En mi opinión, lo grandioso de John Steinbeck son las imágenes que pinta con palabras. Muy pocos escritores anteriores o posteriores pueden transmitir tanta información con tan pocas palabras.
Tome este pasaje de “Uvas de la ira”:
Un camión de TRANSPORTE ROJO ENORME se paró frente al pequeño restaurante en la carretera. El tubo de escape vertical murmuró suavemente, y una bruma casi invisible de humo azul acero se cernía sobre su extremo. Era un camión nuevo, de color rojo brillante, y con letras de doce pulgadas a los lados: OKLAHOMA CITY TRANSPORT COMPANY. Sus neumáticos dobles eran nuevos, y un candado de latón sobresalía del cerrojo de las grandes puertas negras.
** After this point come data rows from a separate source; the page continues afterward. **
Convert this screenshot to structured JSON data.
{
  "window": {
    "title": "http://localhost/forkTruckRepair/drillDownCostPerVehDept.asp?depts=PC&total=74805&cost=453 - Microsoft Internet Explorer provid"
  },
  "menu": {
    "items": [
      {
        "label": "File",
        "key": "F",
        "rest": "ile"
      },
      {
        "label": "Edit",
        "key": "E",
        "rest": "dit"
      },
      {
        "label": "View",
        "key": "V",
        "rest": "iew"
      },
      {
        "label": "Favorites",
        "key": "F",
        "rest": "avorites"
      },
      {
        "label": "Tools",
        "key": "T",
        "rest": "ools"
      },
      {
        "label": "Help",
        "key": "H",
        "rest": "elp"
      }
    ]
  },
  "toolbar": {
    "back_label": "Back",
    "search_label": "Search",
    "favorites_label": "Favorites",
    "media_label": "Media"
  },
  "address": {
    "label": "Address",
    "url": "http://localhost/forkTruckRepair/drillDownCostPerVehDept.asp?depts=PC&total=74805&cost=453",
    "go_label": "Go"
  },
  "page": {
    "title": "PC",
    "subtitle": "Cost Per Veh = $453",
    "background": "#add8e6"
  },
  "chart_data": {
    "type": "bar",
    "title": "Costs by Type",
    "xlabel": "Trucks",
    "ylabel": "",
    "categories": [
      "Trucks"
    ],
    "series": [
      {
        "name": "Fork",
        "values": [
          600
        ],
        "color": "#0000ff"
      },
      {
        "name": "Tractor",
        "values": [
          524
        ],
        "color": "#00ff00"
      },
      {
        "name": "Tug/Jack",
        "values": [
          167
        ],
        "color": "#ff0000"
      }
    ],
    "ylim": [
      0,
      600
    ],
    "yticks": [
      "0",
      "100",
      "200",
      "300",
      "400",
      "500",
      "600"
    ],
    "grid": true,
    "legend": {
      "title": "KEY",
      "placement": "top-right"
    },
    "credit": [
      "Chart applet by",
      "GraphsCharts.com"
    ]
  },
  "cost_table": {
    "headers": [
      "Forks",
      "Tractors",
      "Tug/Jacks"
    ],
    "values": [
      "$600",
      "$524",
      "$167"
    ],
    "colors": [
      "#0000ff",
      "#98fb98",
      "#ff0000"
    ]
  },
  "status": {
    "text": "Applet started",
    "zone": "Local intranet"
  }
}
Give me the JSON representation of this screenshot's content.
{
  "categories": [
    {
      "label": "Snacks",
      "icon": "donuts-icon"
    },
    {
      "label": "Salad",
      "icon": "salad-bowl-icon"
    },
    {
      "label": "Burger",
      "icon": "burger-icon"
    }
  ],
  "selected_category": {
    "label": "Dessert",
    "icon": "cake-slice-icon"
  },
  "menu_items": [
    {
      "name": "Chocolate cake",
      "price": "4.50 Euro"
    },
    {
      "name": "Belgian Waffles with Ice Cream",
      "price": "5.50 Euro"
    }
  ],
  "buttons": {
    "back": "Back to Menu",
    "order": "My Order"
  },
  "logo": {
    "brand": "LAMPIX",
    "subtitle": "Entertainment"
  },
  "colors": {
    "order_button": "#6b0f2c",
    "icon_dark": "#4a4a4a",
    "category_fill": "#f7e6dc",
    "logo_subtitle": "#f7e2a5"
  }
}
Dentro del restaurante proyectado se escuchó una radio, la música de baile tranquila se volvió baja cuando nadie está escuchando. Un pequeño ventilador de salida giraba silenciosamente en su agujero circular sobre la entrada, y las moscas zumbaban entusiasmadas por las puertas y ventanas, golpeando las pantallas.
Dentro, un hombre, el conductor del camión, se sentó en un taburete, apoyó los codos en el mostrador y miró por encima de su café a la delgada y solitaria camarera. Le habló el inteligente lenguaje indiferente de los bordes de la carretera. “Lo vi hace unos tres meses. Tuvo una operación. Cortó algo. Olvidé qué”. Y ella: “No parece que haya pasado más de una semana. Lo vi yo mismo. Se veía bien entonces. Es un buen tipo de hombre cuando no está apestoso”.
De vez en cuando las moscas rugían suavemente en la puerta de la pantalla. La cafetera chorreó vapor, y la camarera, sin mirar, buscó detrás de ella y la apagó.
Afuera, un hombre que caminaba por el borde de la carretera cruzó y se acercó al camión. Caminó lentamente hacia el frente, puso su mano sobre el guardabarros brillante y miró la pegatina de No Riders en el parabrisas.
Por un momento estaba a punto de caminar por el camino, pero se sentó en el estribo al lado del restaurante. No tenía más de treinta años. Sus ojos eran de color marrón muy oscuro y había una pizca de pigmento marrón en sus globos oculares. Sus pómulos eran altos y anchos, y fuertes líneas profundas le cortaban las mejillas, en curvas al lado de la boca. Su labio superior era largo, y como sus dientes sobresalían, los labios se estiraron para cubrirlos, porque este hombre mantuvo los labios cerrados. Sus manos eran duras, con dedos anchos y uñas tan gruesas y surcadas como pequeñas conchas de almejas. El espacio entre el pulgar y el índice y los jamones de sus manos brillaban con callos.
La ropa del hombre era nueva, todas baratas y nuevas. Su gorra gris era tan nueva que la visera seguía rígida y el botón todavía encendido, no deformado y abultado como lo hubiera estado durante un tiempo todos los diversos propósitos de una gorra: bolsa de transporte, toalla, pañuelo. Su traje era de tela dura gris barata y tan nuevo que había pliegues en los pantalones.
Su camisa azul de cambray era rígida y suave con relleno. El abrigo era demasiado grande, los pantalones demasiado cortos, porque era un hombre alto. Los picos de los hombros del abrigo colgaban de sus brazos, e incluso entonces las mangas eran demasiado cortas y la parte delantera del abrigo se movía flojamente sobre su estómago. Llevaba un par de zapatos nuevos de color canela del tipo llamado “último ejército”, clavados en la encimera y con semicírculos como herraduras para proteger los bordes de los talones del desgaste.
Este hombre se sentó en el estribo y se quitó la gorra y se secó la cara con ella. Luego se puso la gorra y, tirando, comenzó la futura ruina de la visera. Sus pies le llamaron la atención. Se inclinó y aflojó los cordones de los zapatos, y no volvió a atar los extremos. Sobre su cabeza, el escape del motor Diesel susurraba en rápidas bocanadas de humo azul.
Cuando leo eso, es tan claro como si estuviera viendo una película; quizás más porque no necesariamente captaría el letrero “No Riders”, ni su importancia. No habría pensado en la ropa mal ajustada, ni habría notado las manos callosas. Podría no haber pensado por qué este hombre mantuvo la boca cerrada o por qué parecía mucho mayor que sus 30 años.
Muchos detalles más importantes se transmiten de manera experta que la escena en sí, que está pintada con igual habilidad.
El hombre podría escribir. Me parece un placer leer sus obras.